Advisor

Margaret Neal

Date of Award

Spring 7-19-2013

Document Type

Thesis

Degree Name

Master of Urban Studies (M.U.S.) in Urban Studies

Department

Urban Studies and Planning

Physical Description

1 online resource (viii, 146 pages)

Subjects

People with disabilities -- Services for -- Oregon, People with disabilities -- Counseling of -- Oregon, Older people -- Services for -- Oregon, Older people -- Counseling of -- Oregon, Community health services for older people, Community health services for people with disabilities -- Oregon

DOI

10.15760/etd.1072

Abstract

This thesis reports on the perspectives and experiences of policymakers, advocates, agency supervisors, and experts in the field of gerontology, about the development of Aging and Disability Resource Centers (ADRC) programs and Options Counseling (OC). By examining the foundations upon which ADRCs and OC are built, this study sought to inform future research about the effectiveness of existing practice, increase understanding of best practices, and clarify whether these emerging services are accomplishing original goals.

ADRCs and OC intend to address long-term care issues and healthcare needs by providing a single entry point to the social service system. ADRCs offer information, assistance, and OC to people of all ages, incomes, and disabilities, and promote long-term care options that honor independence and respect for the needs and preferences of individuals, their families, and caregivers. They are the latest iteration of policymakers' efforts to provide affordable home-and community-based care for older persons and their caregivers.

A total of fifteen qualitative interviews were conducted and analyzed using grounded theory methods. Key persons interviewed included experts in the area of aging, aging policy, and aging. Participants were recruited through referrals suggested by Portland State University's (PSU) Institute on Aging (IOA) staff. In addition, several key experts known to the researcher through affiliation with PSU's IOA agreed to be interviewed. Snowball sampling was then used to locate additional key experts.

Interview participants were classified as advocates, state decision makers, policy makers, or academicians. Advocates included national and state directors of agencies that promote the development and management of effective services to aging adults. State decision makers included state directors, ADRC directors and supervisors, and program analysts. Policy makers interviewed were national program directors responsible for shaping the future of developing programs to assist older adults. Academicians who participated in the study have been instrumental in developing and researching practices that promote well-being for the aging and the aged. These key experts were selected based on their knowledge and ability to inform the strengths, weakness, and development of ADRCs and Options Counseling. Many have been instrumental in health and aging policy and service development and research, and possess insider knowledge not available to the general public regarding attitudes and interests motivating the actors.

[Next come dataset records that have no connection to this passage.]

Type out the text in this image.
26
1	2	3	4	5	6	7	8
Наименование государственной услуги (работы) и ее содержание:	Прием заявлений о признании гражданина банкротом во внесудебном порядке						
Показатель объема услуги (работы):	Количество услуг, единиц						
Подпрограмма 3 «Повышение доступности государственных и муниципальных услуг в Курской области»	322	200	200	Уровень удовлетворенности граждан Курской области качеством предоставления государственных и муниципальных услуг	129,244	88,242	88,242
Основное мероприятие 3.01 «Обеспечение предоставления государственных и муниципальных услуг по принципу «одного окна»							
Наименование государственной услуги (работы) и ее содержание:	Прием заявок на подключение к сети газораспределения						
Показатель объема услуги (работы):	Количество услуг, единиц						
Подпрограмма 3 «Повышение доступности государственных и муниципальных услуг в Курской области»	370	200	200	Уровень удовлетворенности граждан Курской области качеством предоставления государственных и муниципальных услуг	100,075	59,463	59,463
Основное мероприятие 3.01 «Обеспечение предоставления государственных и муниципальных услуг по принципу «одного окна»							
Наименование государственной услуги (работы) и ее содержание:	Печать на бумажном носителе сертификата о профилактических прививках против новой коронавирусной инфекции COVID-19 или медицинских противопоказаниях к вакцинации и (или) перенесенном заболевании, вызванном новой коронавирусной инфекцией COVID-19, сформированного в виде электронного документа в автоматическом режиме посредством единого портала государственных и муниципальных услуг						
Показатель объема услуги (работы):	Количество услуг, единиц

Findings indicate that ADRCs and OC are designed to manage within existing social service systems. They can benefit some individuals by providing more options and support in accessing public and private services. It remains to be seen whether they have the capacity to ameliorate some existing system-level problems. Findings highlight program strengths and weaknesses, sustainability issues, and policymakers, state decision makers', and providers' commitment to sustaining ADRCs and OC.